The confrontation of the Battle of Kadesh
Egyptian sources are the ones that most refer to the facts of the battle and from which some important facts are known.
The struggle between the Hittites and the great pharaoh Ramses II is considered -usually- as the war episode that had a greater number of battle chariots and that ended with the incontestable victory of the Egyptian king.
When both sides decided that their differences would be settled on the battlefield, Pharaoh Ramses II left his capital, Pi-Ramesses, for the city of Kadesh, accompanied by four divisions that had names of Egyptian gods: Amun, Ra, Ptah and Seth, being led by Ramses II himself, who was in charge of the Amun division.
For a month they marched until they reached the city of Kadesh, where the battle between the two empires would take place.
Kadesh was not unknown to Ramses. Probably while still crown prince, he accompanied his father in the campaign that ended with the taking of the city, which Seti I seized from Muwatalli himself.
The chariots and the Hittite infantry and their allies camped on the eastern bank of the Orontes, hiding behind Kadesh. Amun’s division, led by the Pharaoh, was the first to arrive and set up camp to the northwest of the city.
When the Egyptian forces were still organizing, the Hittite attack occurred. These first charged as the second division passed and from there they stormed the camp.
After a desperate reaction, probably led by Ramses himself, the Egyptians forced the rival to retreat. The next day, after a morning combat, an armistice was decided.
The Egyptian-Hittite Treaty
After Kadesh the political landscape changed very quickly. The emergence of new forces forced Ramses to undertake various punitive actions.
However, from the 10th year of his reign there are no more campaigns in Asia. Apparently, the Kadesh episode opened a period of diplomatic relations fostered by the Hittites.
Ramses received an offer of peace, but not from Muwattali, who died around that year 10, but from his brother Hattusili III. The reason was probably the delicate internal and external situation the kingdom was going through.
The need to justify his accession to the throne, achieved through a coup against his nephew, and to defend himself against the rise of Assyria as the new power in the area forced him to strengthen alliances with his neighbors.
Hattusili wanted to secure the friendship and support of Egypt, and offered Ramses a peace proposal in the form of a bilateral treaty..
Finally, in the year 21, a Hittite delegation arrived in Pi-Ramesses, who gave the pharaoh a silver tablet with the treaty signed by Hattusili III. Egypt ratified it. They made a copy, also in silver, signed by Ramses and sent it to the Hittite court.
Peace and brotherhood are the two words that define the new relationship between the two countries. This treaty is the first international agreement, in terms of parity and reciprocity between two great powers, that has been preserved, and lays the foundations of international law.

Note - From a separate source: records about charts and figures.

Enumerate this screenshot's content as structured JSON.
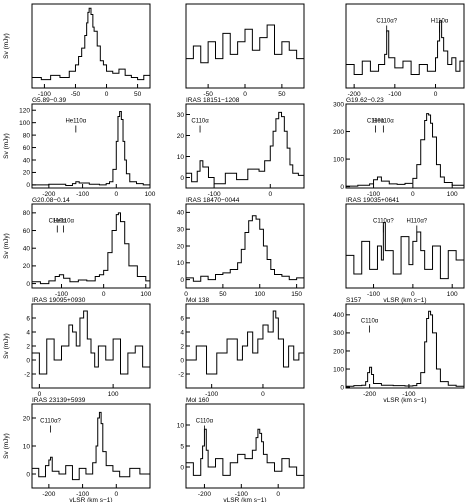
{
  "chart_data": [
    {
      "type": "line",
      "title": "",
      "xlabel": "",
      "ylabel": "Sv (mJy)",
      "xlim": [
        -120,
        70
      ],
      "ylim": [
        -5,
        35
      ],
      "xticks": [
        -100,
        -50,
        0,
        50
      ],
      "yticks": [],
      "annotations": [],
      "series": [
        {
          "x": [
            -120,
            -105,
            -90,
            -75,
            -60,
            -50,
            -45,
            -40,
            -35,
            -32,
            -30,
            -28,
            -25,
            -22,
            -20,
            -15,
            -10,
            -5,
            0,
            10,
            20,
            30,
            40,
            50,
            60,
            70
          ],
          "y": [
            0,
            -1,
            1,
            0,
            3,
            6,
            10,
            14,
            20,
            26,
            31,
            33,
            30,
            24,
            22,
            15,
            8,
            6,
            3,
            2,
            4,
            1,
            0,
            -1,
            1,
            0
          ]
        }
      ]
    },
    {
      "type": "line",
      "title": "",
      "xlabel": "",
      "ylabel": "",
      "xlim": [
        -80,
        80
      ],
      "ylim": [
        -5,
        15
      ],
      "xticks": [
        -50,
        0,
        50
      ],
      "yticks": [],
      "annotations": [],
      "series": [
        {
          "x": [
            -80,
            -70,
            -60,
            -50,
            -40,
            -30,
            -20,
            -10,
            0,
            10,
            20,
            30,
            40,
            50,
            60,
            70,
            80
          ],
          "y": [
            2,
            5,
            1,
            6,
            2,
            8,
            3,
            6,
            9,
            4,
            7,
            10,
            3,
            6,
            4,
            2,
            5
          ]
        }
      ]
    },
    {
      "type": "line",
      "title": "",
      "xlabel": "",
      "ylabel": "",
      "xlim": [
        -220,
        70
      ],
      "ylim": [
        -5,
        20
      ],
      "xticks": [
        -200,
        -100,
        0
      ],
      "yticks": [],
      "annotations": [
        {
          "text": "C110α?",
          "x": -120
        },
        {
          "text": "H110α",
          "x": 10
        }
      ],
      "series": [
        {
          "x": [
            -220,
            -200,
            -180,
            -160,
            -140,
            -125,
            -120,
            -115,
            -100,
            -80,
            -60,
            -40,
            -20,
            0,
            5,
            10,
            15,
            20,
            30,
            40,
            50,
            60,
            70
          ],
          "y": [
            2,
            -1,
            3,
            0,
            2,
            5,
            12,
            4,
            1,
            3,
            -1,
            2,
            0,
            4,
            9,
            15,
            10,
            6,
            2,
            4,
            0,
            3,
            1
          ]
        }
      ]
    },
    {
      "type": "line",
      "title": "G5.89−0.39",
      "xlabel": "",
      "ylabel": "Sv (mJy)",
      "xlim": [
        -250,
        100
      ],
      "ylim": [
        -5,
        130
      ],
      "xticks": [
        -200,
        -100,
        0,
        100
      ],
      "yticks": [
        0,
        20,
        40,
        60,
        80,
        100,
        120
      ],
      "annotations": [
        {
          "text": "He110α",
          "x": -120
        }
      ],
      "series": [
        {
          "x": [
            -250,
            -200,
            -150,
            -130,
            -120,
            -110,
            -80,
            -50,
            -30,
            -20,
            -10,
            0,
            5,
            10,
            15,
            20,
            25,
            30,
            40,
            60,
            80,
            100
          ],
          "y": [
            0,
            1,
            -1,
            2,
            5,
            3,
            1,
            0,
            2,
            5,
            25,
            70,
            110,
            118,
            105,
            70,
            40,
            18,
            5,
            2,
            0,
            1
          ]
        }
      ]
    },
    {
      "type": "line",
      "title": "IRAS 18151−1208",
      "xlabel": "",
      "ylabel": "",
      "xlim": [
        -150,
        60
      ],
      "ylim": [
        -5,
        35
      ],
      "xticks": [
        -100,
        0
      ],
      "yticks": [
        0,
        10,
        20,
        30
      ],
      "annotations": [
        {
          "text": "C110α",
          "x": -125
        }
      ],
      "series": [
        {
          "x": [
            -150,
            -140,
            -130,
            -125,
            -120,
            -110,
            -100,
            -80,
            -60,
            -40,
            -20,
            -10,
            0,
            5,
            10,
            15,
            20,
            25,
            30,
            35,
            40,
            50,
            60
          ],
          "y": [
            2,
            -2,
            3,
            8,
            5,
            0,
            -3,
            2,
            -1,
            4,
            3,
            8,
            15,
            22,
            28,
            31,
            29,
            22,
            14,
            6,
            2,
            1,
            0
          ]
        }
      ]
    },
    {
      "type": "line",
      "title": "G19.62−0.23",
      "xlabel": "",
      "ylabel": "",
      "xlim": [
        -170,
        130
      ],
      "ylim": [
        -5,
        300
      ],
      "xticks": [
        -100,
        0,
        100
      ],
      "yticks": [
        0,
        100,
        200,
        300
      ],
      "annotations": [
        {
          "text": "C110α",
          "x": -95
        },
        {
          "text": "He110α",
          "x": -75
        }
      ],
      "series": [
        {
          "x": [
            -170,
            -140,
            -110,
            -100,
            -90,
            -80,
            -60,
            -40,
            -20,
            0,
            10,
            20,
            30,
            35,
            40,
            45,
            50,
            60,
            70,
            80,
            100,
            130
          ],
          "y": [
            2,
            5,
            10,
            25,
            35,
            20,
            10,
            8,
            12,
            30,
            80,
            170,
            240,
            265,
            260,
            230,
            180,
            80,
            35,
            15,
            5,
            2
          ]
        }
      ]
    },
    {
      "type": "line",
      "title": "G20.08−0.14",
      "xlabel": "",
      "ylabel": "Sv (mJy)",
      "xlim": [
        -170,
        110
      ],
      "ylim": [
        -5,
        90
      ],
      "xticks": [
        -100,
        0,
        100
      ],
      "yticks": [
        0,
        20,
        40,
        60,
        80
      ],
      "annotations": [
        {
          "text": "C110α",
          "x": -110
        },
        {
          "text": "He110α",
          "x": -95
        }
      ],
      "series": [
        {
          "x": [
            -170,
            -150,
            -130,
            -115,
            -105,
            -95,
            -80,
            -60,
            -40,
            -20,
            -10,
            0,
            10,
            20,
            30,
            35,
            40,
            50,
            60,
            80,
            100,
            110
          ],
          "y": [
            2,
            0,
            3,
            8,
            10,
            6,
            2,
            4,
            3,
            8,
            10,
            15,
            35,
            60,
            78,
            80,
            70,
            45,
            20,
            8,
            3,
            1
          ]
        }
      ]
    },
    {
      "type": "line",
      "title": "IRAS 18470−0044",
      "xlabel": "",
      "ylabel": "",
      "xlim": [
        0,
        160
      ],
      "ylim": [
        -5,
        45
      ],
      "xticks": [
        0,
        50,
        100,
        150
      ],
      "yticks": [
        0,
        10,
        20,
        30,
        40
      ],
      "annotations": [],
      "series": [
        {
          "x": [
            0,
            10,
            20,
            30,
            40,
            50,
            60,
            70,
            75,
            80,
            85,
            90,
            95,
            100,
            105,
            110,
            115,
            120,
            130,
            140,
            150,
            160
          ],
          "y": [
            1,
            -1,
            2,
            0,
            3,
            4,
            6,
            10,
            18,
            28,
            35,
            38,
            36,
            30,
            20,
            12,
            6,
            3,
            2,
            0,
            1,
            -1
          ]
        }
      ]
    },
    {
      "type": "line",
      "title": "IRAS 19035+0641",
      "xlabel": "vLSR (km s−1)",
      "ylabel": "",
      "xlim": [
        -170,
        130
      ],
      "ylim": [
        -6,
        12
      ],
      "xticks": [
        -100,
        0,
        100
      ],
      "yticks": [],
      "annotations": [
        {
          "text": "C110α?",
          "x": -75
        },
        {
          "text": "H110α?",
          "x": 10
        }
      ],
      "series": [
        {
          "x": [
            -170,
            -150,
            -130,
            -110,
            -90,
            -80,
            -75,
            -70,
            -50,
            -30,
            -10,
            0,
            10,
            20,
            30,
            50,
            70,
            90,
            110,
            130
          ],
          "y": [
            1,
            -3,
            4,
            -2,
            3,
            0,
            8,
            2,
            -3,
            5,
            -1,
            4,
            6,
            2,
            -2,
            3,
            -4,
            2,
            0,
            1
          ]
        }
      ]
    },
    {
      "type": "line",
      "title": "IRAS 19095+0930",
      "xlabel": "",
      "ylabel": "Sv (mJy)",
      "xlim": [
        -10,
        150
      ],
      "ylim": [
        -4,
        8
      ],
      "xticks": [
        0,
        100
      ],
      "yticks": [
        -2,
        0,
        2,
        4,
        6
      ],
      "annotations": [],
      "series": [
        {
          "x": [
            -10,
            0,
            10,
            20,
            30,
            40,
            45,
            50,
            55,
            60,
            65,
            70,
            75,
            80,
            90,
            100,
            110,
            120,
            130,
            140,
            150
          ],
          "y": [
            1,
            -2,
            3,
            0,
            2,
            5,
            4,
            2,
            6,
            7,
            3,
            1,
            -1,
            2,
            0,
            3,
            -2,
            1,
            2,
            -1,
            0
          ]
        }
      ]
    },
    {
      "type": "line",
      "title": "Mol 138",
      "xlabel": "",
      "ylabel": "",
      "xlim": [
        -150,
        80
      ],
      "ylim": [
        -4,
        8
      ],
      "xticks": [
        -100,
        0
      ],
      "yticks": [
        -2,
        0,
        2,
        4,
        6
      ],
      "annotations": [],
      "series": [
        {
          "x": [
            -150,
            -130,
            -110,
            -90,
            -70,
            -50,
            -40,
            -30,
            -20,
            -10,
            0,
            10,
            20,
            25,
            30,
            40,
            50,
            60,
            70,
            80
          ],
          "y": [
            0,
            2,
            -2,
            1,
            3,
            0,
            2,
            4,
            1,
            3,
            5,
            4,
            7,
            6,
            3,
            -1,
            2,
            0,
            1,
            -2
          ]
        }
      ]
    },
    {
      "type": "line",
      "title": "S157",
      "xlabel": "vLSR (km s−1)",
      "ylabel": "",
      "xlim": [
        -260,
        40
      ],
      "ylim": [
        -5,
        460
      ],
      "xticks": [
        -200,
        -100
      ],
      "yticks": [
        0,
        100,
        200,
        300,
        400
      ],
      "annotations": [
        {
          "text": "C110α",
          "x": -200
        }
      ],
      "series": [
        {
          "x": [
            -260,
            -240,
            -220,
            -210,
            -205,
            -200,
            -195,
            -190,
            -170,
            -140,
            -110,
            -90,
            -80,
            -70,
            -60,
            -55,
            -50,
            -45,
            -40,
            -30,
            -20,
            0,
            20,
            40
          ],
          "y": [
            5,
            8,
            10,
            30,
            80,
            110,
            70,
            20,
            10,
            8,
            6,
            8,
            20,
            80,
            250,
            380,
            420,
            400,
            300,
            100,
            30,
            10,
            5,
            2
          ]
        }
      ]
    },
    {
      "type": "line",
      "title": "IRAS 23139+5939",
      "xlabel": "vLSR (km s−1)",
      "ylabel": "Sv (mJy)",
      "xlim": [
        -250,
        100
      ],
      "ylim": [
        -5,
        25
      ],
      "xticks": [
        -200,
        -100,
        0
      ],
      "yticks": [
        0,
        10,
        20
      ],
      "annotations": [
        {
          "text": "C110α?",
          "x": -195
        }
      ],
      "series": [
        {
          "x": [
            -250,
            -230,
            -210,
            -200,
            -195,
            -190,
            -170,
            -150,
            -130,
            -110,
            -90,
            -70,
            -60,
            -55,
            -50,
            -45,
            -40,
            -30,
            -10,
            10,
            40,
            70,
            100
          ],
          "y": [
            2,
            -1,
            3,
            5,
            6,
            1,
            0,
            3,
            -2,
            2,
            0,
            4,
            10,
            20,
            22,
            18,
            8,
            3,
            1,
            -1,
            2,
            0,
            1
          ]
        }
      ]
    },
    {
      "type": "line",
      "title": "Mol 160",
      "xlabel": "vLSR (km s−1)",
      "ylabel": "",
      "xlim": [
        -250,
        70
      ],
      "ylim": [
        -5,
        15
      ],
      "xticks": [
        -200,
        -100,
        0
      ],
      "yticks": [
        0,
        5,
        10
      ],
      "annotations": [
        {
          "text": "C110α",
          "x": -200
        }
      ],
      "series": [
        {
          "x": [
            -250,
            -230,
            -210,
            -205,
            -200,
            -195,
            -190,
            -170,
            -150,
            -130,
            -110,
            -90,
            -70,
            -60,
            -55,
            -50,
            -45,
            -40,
            -30,
            -10,
            10,
            30,
            50,
            70
          ],
          "y": [
            1,
            -2,
            2,
            5,
            9,
            4,
            0,
            2,
            -2,
            1,
            3,
            2,
            4,
            7,
            9,
            8,
            6,
            3,
            1,
            -1,
            2,
            0,
            -2,
            1
          ]
        }
      ]
    }
  ]
}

The preamble, with the name of the “signatories”, is followed by a series of clauses whose content is very topical.
The parties agree to a non-aggression pact. Previous treaties are confirmed. In the event of aggression by an enemy country or an internal revolt, the other party agrees to send support troops.
As is customary at this time, the gods of both countries guarantee the pact, punishing those who violate it and rewarding those who fulfill it.
It was a triumph for both rulers, who recognized themselves as “great kings” brothers and extended peace to their children’s children until eternity. The alliance was sealed with a diplomatic marriage.